ウサギ工場からにげだした二匹のウサギの話です。
何もすることなく、ただ食べて、太るだけの工場の生活。ちいさなウサギが連れてこられ、太ったウサギは連れて行かれる・・でも、どこへ?灰色ウサギと茶色ウサギは、それを確かめるために脱走します。だけど、外の自由を謳歌する茶色ウサギにくらべ、工場暮らしが長かった灰色ウサギにとって、外の世界はただただ、おそろしいばかり。
この話、本当に幾通りにも読める感じがします。この話に出てくるウサギ工場ってどこだろう、コンベアベルトで運ばれてくるえさを食べてただ太るに任せているウサギたちってだれだろう、そして、、、この場所にウサギたちを連れてきて、そして連れ去るのは誰なんだろう?そう考えると少し、空恐ろしい感じもします。
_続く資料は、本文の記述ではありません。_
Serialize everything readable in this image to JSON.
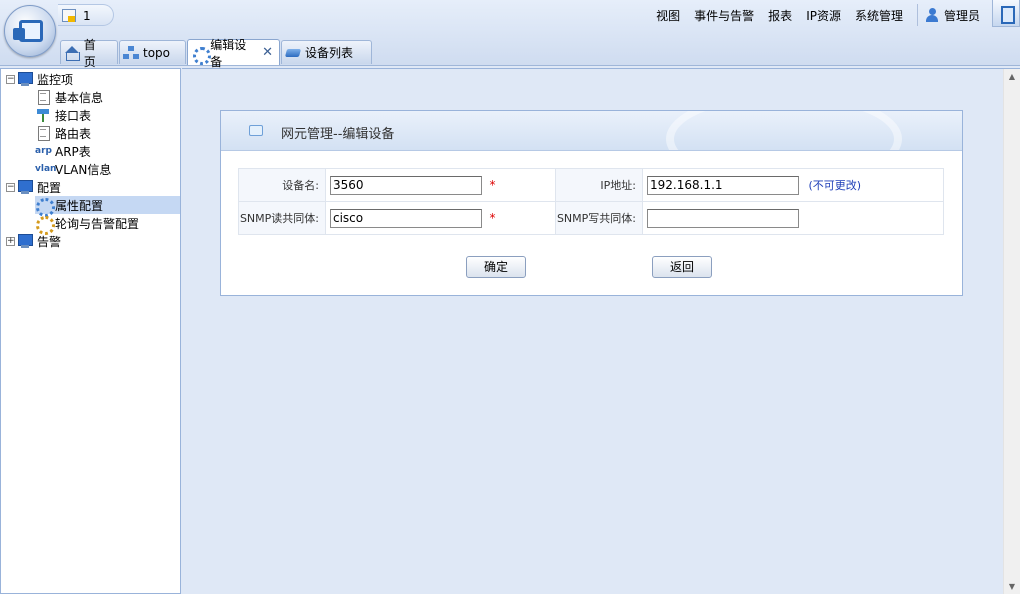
{
  "header": {
    "notification_count": "1",
    "menu": [
      "视图",
      "事件与告警",
      "报表",
      "IP资源",
      "系统管理"
    ],
    "user_name": "管理员"
  },
  "tabs": [
    {
      "label": "首 页",
      "icon": "home-icon"
    },
    {
      "label": "topo",
      "icon": "topo-icon"
    },
    {
      "label": "编辑设备",
      "icon": "gear-icon",
      "active": true,
      "close": "✕"
    },
    {
      "label": "设备列表",
      "icon": "list-icon"
    }
  ],
  "sidebar": {
    "tree": [
      {
        "label": "监控项",
        "toggle": "−",
        "icon": "monitor-icon"
      },
      {
        "label": "基本信息",
        "icon": "doc-icon"
      },
      {
        "label": "接口表",
        "icon": "network-icon"
      },
      {
        "label": "路由表",
        "icon": "doc-icon"
      },
      {
        "label": "ARP表",
        "icon": "arp-icon",
        "icon_text": "arp"
      },
      {
        "label": "VLAN信息",
        "icon": "vlan-icon",
        "icon_text": "vlan"
      },
      {
        "label": "配置",
        "toggle": "−",
        "icon": "monitor-icon"
      },
      {
        "label": "属性配置",
        "icon": "config-icon",
        "selected": true
      },
      {
        "label": "轮询与告警配置",
        "icon": "poll-icon"
      },
      {
        "label": "告警",
        "toggle": "+",
        "icon": "monitor-icon"
      }
    ]
  },
  "panel": {
    "title": "网元管理--编辑设备"
  },
  "form": {
    "device_name_label": "设备名:",
    "device_name_value": "3560",
    "ip_label": "IP地址:",
    "ip_value": "192.168.1.1",
    "ip_note": "(不可更改)",
    "snmp_read_label": "SNMP读共同体:",
    "snmp_read_value": "cisco",
    "snmp_write_label": "SNMP写共同体:",
    "snmp_write_value": "",
    "required_mark": "*",
    "confirm_label": "确定",
    "back_label": "返回"
  }
}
私たちは、知らされていないのではないか。何か、本当のことを。現実へのそんな疑問が、ふつふつと沸き上がってくるのです。
決して小さな子ども向きの本だとは思えません。何故か息子はこの本にとても惹かれていますが、私は今でも、少し早すぎたかな、と思っています。この本を与えるのは、10歳を過ぎて、社会にはいろんな矛盾が存在している、ということを受け入れることができるようになってからの方がいいような気がします。